The novel is in part a social history of a small southern town of the Depression period. In the novel, there is much preoccupation of white people with family trees, social class, racial matters, education (the children learn more outside the classroom than in), and superstition. Although the town (and the South) are places of tradition and ingrained habits, where the past often determines the present, the potential for progressive change resides in at least some enlightened people.
The novel is of a genre called bildungsroman, or novel of maturation. In such a novel, the main character journeys through a series of adventures from innocence to experience and mature enlightenment. At the end, the character is prepared for adulthood.
In the three years covered by the novel, Scout and Jem abandon their superstitions about Boo Radley, learn to value townspeople as individuals, develop moral courage in the face of the town’s hypocrisy, realize that justice should be administered without regard to race and class, and, Atticus’s final lesson, learn that most people are nice when you finally come to understand them. The children develop open minds—unprejudiced and individual.

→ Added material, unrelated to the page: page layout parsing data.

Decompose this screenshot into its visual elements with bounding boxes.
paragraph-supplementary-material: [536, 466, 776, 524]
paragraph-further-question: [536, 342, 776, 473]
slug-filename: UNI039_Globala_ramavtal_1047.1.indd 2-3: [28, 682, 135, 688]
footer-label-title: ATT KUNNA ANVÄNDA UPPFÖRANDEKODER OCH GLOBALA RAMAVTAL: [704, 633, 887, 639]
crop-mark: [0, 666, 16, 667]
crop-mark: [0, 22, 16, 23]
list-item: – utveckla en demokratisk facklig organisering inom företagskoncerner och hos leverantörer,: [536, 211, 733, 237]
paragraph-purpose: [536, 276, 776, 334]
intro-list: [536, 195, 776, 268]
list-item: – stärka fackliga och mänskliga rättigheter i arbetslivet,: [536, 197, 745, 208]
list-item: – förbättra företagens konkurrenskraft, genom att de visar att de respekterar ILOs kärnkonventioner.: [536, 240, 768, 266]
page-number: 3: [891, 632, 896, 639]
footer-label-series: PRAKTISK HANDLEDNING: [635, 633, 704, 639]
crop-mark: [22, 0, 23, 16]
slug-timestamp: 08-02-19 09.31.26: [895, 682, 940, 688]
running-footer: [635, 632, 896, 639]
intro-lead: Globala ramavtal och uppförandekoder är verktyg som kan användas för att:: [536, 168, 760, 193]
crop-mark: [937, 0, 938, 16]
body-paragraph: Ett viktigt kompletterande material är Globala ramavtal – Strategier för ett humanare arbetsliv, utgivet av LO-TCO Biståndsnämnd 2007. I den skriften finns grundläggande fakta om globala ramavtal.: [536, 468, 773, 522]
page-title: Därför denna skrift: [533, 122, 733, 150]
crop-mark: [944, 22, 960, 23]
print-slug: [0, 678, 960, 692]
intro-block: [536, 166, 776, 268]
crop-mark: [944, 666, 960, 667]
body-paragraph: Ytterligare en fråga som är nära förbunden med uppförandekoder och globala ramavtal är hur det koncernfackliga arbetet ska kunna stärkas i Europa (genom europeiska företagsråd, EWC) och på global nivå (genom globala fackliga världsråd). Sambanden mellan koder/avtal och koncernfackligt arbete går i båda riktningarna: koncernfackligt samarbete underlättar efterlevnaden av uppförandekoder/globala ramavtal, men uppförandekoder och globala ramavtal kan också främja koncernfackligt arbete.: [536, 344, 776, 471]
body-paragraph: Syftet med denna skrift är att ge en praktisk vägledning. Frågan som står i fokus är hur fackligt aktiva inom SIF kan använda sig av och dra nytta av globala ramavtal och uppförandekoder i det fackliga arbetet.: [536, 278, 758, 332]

The words “it’s a sin to kill a mockingbird” echo throughout the novel. The songbird is symbolic of innocence and joy allowed to live—or be threatened and destroyed. Robinson and Boo Radley become its human equivalents in the novel. The editor of Maycomb’s newspaper likens the killing of Robinson during his alleged escape attempt to “the senseless slaughter of songbirds,” and Scout says that turning Boo Radley over to the police for killing Bob Ewell would be “sort of like shootin’ a mockingbird.”